One of the hardest parts of being a foster parent, or a stepparent for that matter, is our child’s bone-deep sense that we are not the people who are supposed to be in their lives.  It’s not a logical belief, but an almost primal sense that is too deep to be reached by logic.  And on some level, they are right – if the world worked the way it should, we would not be in their lives.

As we have discussed before, there are ways we can grapple with the fact that our children do not want us in their lives.  But regardless of how they feel, we are the people who ARE there, and we should never apologize for that fact.

When we are our child’s second choice (or non-choice) as a parent, it is tempting to overcompensate.  It is all too easy to let understanding their motivations turn into making excuses for them.  We have to resist that temptation and recognize that we are an adult in the family with an adult’s responsibilities.  As a stepson phrased it a few months before my marriage, I was the “soon-to-be female authority figure in the house.”  Children need the structure of an authority figure.  No matter how much I might regret the circumstances that brought my children into my life, my job is to provide the love and structure that they need.
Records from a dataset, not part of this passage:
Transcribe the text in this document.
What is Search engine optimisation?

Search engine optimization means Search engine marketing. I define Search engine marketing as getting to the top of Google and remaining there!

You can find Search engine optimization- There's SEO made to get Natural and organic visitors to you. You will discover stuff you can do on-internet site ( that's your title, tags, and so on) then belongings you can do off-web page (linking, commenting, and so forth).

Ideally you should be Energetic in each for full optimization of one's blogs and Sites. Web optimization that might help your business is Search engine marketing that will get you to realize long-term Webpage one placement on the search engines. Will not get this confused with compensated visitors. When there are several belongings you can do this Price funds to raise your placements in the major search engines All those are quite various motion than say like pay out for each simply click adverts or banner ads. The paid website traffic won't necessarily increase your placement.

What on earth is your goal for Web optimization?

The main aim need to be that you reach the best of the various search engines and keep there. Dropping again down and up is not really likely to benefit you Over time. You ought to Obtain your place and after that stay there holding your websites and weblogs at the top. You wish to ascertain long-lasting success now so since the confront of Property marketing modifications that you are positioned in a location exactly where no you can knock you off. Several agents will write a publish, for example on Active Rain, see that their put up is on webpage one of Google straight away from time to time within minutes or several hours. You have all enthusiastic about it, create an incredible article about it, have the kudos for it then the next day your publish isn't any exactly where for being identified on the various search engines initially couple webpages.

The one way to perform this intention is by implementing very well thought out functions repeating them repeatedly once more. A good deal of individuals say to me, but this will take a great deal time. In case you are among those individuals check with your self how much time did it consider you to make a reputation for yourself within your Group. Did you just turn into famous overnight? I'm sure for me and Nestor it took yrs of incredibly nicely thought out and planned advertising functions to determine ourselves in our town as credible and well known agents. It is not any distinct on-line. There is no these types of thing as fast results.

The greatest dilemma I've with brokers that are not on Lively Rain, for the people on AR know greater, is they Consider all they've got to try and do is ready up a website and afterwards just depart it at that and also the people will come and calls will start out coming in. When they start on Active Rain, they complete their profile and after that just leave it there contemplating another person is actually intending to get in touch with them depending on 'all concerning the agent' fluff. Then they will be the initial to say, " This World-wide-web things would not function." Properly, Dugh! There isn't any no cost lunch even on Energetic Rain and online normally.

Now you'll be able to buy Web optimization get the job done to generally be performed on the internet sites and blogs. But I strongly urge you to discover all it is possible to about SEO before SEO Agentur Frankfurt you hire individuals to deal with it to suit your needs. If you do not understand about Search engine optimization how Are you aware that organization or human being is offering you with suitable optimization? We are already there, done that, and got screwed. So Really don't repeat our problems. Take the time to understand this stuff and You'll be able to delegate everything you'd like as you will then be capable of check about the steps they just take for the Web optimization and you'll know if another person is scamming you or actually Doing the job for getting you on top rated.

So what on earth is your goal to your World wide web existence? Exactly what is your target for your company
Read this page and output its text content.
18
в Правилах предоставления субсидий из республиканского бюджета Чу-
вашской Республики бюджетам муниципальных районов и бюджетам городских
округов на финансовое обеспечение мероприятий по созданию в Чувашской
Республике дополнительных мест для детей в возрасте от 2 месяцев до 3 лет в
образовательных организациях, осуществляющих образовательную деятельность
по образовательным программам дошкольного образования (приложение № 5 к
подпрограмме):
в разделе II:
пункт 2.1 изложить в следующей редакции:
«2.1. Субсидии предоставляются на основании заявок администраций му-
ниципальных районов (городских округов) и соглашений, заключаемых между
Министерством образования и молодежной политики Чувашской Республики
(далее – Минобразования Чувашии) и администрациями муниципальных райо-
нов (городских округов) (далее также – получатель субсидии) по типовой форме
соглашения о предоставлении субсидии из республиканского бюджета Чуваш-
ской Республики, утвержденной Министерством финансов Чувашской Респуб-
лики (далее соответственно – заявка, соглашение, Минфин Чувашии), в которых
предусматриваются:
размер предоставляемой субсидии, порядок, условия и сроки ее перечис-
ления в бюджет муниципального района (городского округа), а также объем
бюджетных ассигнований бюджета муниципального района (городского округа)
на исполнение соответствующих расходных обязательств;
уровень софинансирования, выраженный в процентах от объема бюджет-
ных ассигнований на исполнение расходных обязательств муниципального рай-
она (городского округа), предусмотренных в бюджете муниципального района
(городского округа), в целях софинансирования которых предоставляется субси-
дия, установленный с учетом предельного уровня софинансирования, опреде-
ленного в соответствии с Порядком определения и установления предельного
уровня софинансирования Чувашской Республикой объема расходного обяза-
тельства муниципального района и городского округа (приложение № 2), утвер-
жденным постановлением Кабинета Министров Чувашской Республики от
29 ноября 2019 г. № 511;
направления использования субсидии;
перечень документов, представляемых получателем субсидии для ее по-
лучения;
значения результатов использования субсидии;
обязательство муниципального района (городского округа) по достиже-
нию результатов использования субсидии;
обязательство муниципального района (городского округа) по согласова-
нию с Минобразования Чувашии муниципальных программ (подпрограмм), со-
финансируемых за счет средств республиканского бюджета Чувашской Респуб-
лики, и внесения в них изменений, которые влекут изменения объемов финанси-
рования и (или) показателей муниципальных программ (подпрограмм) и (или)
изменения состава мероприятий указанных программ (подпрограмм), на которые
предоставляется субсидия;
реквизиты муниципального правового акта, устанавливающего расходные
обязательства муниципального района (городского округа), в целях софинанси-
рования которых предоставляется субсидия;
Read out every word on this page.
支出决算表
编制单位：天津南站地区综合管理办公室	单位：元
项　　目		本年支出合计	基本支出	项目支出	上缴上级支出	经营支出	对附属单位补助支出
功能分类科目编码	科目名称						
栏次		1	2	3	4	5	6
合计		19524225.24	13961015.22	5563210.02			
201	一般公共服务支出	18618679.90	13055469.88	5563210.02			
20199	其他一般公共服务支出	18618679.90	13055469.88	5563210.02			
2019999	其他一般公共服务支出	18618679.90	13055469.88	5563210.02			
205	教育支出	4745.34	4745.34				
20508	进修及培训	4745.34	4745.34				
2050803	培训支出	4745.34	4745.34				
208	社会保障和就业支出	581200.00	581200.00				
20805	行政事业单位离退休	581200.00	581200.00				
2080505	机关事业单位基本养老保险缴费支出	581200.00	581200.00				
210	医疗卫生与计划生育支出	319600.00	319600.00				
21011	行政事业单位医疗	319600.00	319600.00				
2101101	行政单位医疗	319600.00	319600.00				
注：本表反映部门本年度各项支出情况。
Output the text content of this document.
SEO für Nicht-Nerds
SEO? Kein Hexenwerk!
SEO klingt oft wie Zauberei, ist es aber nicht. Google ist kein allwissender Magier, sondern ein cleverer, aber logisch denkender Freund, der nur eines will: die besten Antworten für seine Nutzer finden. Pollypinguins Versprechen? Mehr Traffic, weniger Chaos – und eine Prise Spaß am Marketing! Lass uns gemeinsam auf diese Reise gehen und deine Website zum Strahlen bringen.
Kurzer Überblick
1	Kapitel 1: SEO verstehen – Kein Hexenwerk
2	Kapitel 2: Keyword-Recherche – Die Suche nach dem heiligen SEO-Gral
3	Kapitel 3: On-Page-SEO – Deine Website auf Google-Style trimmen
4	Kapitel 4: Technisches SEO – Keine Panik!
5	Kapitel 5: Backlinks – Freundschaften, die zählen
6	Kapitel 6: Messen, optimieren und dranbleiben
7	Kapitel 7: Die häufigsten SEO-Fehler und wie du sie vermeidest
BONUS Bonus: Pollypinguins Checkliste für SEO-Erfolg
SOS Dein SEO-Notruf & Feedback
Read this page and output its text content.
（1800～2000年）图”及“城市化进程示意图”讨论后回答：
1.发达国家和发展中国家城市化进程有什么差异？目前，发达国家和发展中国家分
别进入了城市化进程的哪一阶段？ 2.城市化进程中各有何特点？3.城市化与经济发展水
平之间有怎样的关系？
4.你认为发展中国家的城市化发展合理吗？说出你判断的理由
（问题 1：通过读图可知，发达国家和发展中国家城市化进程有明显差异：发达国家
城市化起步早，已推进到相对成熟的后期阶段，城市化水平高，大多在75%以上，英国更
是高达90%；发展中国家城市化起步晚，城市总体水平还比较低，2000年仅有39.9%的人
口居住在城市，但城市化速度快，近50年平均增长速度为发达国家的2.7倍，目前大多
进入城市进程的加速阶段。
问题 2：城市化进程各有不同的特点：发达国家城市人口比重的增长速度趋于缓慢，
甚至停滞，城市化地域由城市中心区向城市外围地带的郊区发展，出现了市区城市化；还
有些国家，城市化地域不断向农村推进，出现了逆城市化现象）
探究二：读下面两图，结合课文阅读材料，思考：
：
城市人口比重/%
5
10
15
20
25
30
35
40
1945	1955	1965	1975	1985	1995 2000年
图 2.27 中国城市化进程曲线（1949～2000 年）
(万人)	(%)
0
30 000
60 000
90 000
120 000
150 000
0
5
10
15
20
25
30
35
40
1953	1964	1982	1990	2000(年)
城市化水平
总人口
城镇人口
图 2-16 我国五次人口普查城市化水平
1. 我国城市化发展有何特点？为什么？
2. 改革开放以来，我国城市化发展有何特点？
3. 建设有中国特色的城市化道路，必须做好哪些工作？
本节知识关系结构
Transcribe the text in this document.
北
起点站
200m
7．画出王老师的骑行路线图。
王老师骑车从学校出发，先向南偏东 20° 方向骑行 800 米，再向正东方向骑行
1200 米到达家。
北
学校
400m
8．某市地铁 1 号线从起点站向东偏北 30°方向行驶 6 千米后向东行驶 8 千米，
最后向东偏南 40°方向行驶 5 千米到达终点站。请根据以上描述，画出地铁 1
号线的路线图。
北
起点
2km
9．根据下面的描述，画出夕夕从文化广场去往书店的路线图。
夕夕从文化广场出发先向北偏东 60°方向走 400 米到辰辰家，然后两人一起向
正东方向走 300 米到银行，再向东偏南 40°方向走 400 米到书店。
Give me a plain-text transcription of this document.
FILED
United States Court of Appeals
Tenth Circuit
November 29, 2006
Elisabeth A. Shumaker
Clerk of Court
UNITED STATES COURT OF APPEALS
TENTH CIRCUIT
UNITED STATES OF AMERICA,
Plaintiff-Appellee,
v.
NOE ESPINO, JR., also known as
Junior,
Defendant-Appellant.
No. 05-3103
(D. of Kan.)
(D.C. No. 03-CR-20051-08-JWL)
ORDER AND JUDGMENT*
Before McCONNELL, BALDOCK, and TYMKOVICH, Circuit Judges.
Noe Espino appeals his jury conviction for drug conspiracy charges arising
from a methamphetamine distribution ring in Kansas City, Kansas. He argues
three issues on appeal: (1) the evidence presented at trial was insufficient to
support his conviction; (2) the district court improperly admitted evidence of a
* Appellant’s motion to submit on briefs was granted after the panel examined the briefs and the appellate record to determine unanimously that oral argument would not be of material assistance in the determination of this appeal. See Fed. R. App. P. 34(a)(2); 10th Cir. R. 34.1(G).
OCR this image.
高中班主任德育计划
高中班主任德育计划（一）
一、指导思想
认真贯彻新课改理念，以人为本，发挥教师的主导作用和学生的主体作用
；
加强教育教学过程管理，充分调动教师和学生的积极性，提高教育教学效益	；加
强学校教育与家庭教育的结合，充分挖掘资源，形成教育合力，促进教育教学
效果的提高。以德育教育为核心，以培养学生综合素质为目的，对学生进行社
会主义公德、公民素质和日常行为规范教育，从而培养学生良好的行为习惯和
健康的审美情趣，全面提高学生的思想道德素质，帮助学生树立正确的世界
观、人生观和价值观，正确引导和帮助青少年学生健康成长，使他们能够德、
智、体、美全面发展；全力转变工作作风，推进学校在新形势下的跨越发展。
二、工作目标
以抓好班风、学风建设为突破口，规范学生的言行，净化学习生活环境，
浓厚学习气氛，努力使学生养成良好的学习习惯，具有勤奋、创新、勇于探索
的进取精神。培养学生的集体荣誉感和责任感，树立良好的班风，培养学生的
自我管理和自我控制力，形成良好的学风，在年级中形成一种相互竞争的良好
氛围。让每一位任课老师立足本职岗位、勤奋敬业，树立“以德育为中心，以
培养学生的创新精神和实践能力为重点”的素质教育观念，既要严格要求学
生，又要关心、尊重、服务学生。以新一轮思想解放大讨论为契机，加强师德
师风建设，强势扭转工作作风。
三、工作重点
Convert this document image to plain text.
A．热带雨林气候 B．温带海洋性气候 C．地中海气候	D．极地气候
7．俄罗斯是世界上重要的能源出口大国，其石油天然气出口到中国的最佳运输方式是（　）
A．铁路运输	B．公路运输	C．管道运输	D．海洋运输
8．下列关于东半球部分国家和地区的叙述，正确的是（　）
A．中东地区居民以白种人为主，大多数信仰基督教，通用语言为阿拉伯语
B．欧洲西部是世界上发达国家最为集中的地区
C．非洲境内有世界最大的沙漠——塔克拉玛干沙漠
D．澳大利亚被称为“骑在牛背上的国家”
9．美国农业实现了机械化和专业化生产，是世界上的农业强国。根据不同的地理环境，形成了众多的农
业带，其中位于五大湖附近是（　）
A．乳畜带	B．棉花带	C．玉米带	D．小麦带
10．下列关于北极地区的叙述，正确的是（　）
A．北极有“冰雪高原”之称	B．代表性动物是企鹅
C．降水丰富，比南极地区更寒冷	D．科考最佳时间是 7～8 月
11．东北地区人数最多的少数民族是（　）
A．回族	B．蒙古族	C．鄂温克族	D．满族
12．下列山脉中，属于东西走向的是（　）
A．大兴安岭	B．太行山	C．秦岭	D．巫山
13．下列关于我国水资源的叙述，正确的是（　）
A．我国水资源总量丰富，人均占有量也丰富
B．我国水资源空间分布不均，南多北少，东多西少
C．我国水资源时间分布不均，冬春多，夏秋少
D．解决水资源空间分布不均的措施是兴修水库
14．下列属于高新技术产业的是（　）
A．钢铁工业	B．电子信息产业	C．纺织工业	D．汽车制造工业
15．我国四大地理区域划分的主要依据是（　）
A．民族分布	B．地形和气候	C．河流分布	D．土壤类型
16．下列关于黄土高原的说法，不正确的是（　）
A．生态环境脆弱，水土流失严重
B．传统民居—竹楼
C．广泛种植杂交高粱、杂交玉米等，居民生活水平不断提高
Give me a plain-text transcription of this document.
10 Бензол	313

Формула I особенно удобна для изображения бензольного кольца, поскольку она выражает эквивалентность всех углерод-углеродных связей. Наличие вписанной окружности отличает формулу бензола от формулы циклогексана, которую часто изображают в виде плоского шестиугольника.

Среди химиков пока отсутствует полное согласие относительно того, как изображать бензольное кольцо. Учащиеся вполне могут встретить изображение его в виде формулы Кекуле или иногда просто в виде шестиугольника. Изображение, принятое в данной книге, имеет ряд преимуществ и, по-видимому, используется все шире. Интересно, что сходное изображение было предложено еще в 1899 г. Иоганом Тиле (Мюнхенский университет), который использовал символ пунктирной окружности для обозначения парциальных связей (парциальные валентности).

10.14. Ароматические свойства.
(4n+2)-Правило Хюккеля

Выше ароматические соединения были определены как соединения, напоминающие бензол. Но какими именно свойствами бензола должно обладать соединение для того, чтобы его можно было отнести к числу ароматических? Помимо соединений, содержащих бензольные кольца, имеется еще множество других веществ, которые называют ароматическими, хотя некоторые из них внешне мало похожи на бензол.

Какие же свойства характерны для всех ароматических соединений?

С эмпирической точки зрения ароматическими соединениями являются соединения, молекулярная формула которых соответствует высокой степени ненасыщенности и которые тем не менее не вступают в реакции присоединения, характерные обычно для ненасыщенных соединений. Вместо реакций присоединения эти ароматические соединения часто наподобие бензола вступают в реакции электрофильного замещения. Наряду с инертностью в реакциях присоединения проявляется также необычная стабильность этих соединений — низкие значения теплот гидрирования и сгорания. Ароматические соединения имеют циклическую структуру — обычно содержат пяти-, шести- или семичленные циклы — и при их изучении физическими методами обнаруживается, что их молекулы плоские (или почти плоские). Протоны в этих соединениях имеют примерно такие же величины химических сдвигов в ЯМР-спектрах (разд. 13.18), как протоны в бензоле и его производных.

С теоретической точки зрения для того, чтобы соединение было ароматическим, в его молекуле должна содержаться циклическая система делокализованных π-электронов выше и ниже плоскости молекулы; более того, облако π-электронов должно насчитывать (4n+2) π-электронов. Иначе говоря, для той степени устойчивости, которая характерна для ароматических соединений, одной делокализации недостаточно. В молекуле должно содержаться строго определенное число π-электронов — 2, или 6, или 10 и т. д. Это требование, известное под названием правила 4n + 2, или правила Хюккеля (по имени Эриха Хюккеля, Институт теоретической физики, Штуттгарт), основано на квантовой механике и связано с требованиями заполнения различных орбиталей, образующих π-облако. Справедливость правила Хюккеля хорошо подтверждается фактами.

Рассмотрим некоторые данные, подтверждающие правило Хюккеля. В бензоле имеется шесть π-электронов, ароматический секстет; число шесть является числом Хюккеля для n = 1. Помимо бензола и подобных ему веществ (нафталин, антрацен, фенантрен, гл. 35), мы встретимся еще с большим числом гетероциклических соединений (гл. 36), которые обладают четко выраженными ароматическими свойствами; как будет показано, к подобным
Of course, providing structure automatically makes us the bad guy.  If we enforce visitation times, we are trying to keep children away from their parents.  If we insist that they complete chores, we are being unfair and trying to control everyone.  If we hold the line on curfews, we are not letting them grow up.  Being the bad guy is the inescapable price of being an adult.

It is particularly hard to provide structure when we believe that our children have already had an unfair deal in life.  It is easier for us to let them slide and accept their trauma as an excuse.  Sometimes ignoring a problem is a wise temporary solution, but it is very harmful over the long term.   Most childhood trauma occurs alongside chaos and upheaval.  If we do not provide consistent structure, then we are only mimicking that early instability.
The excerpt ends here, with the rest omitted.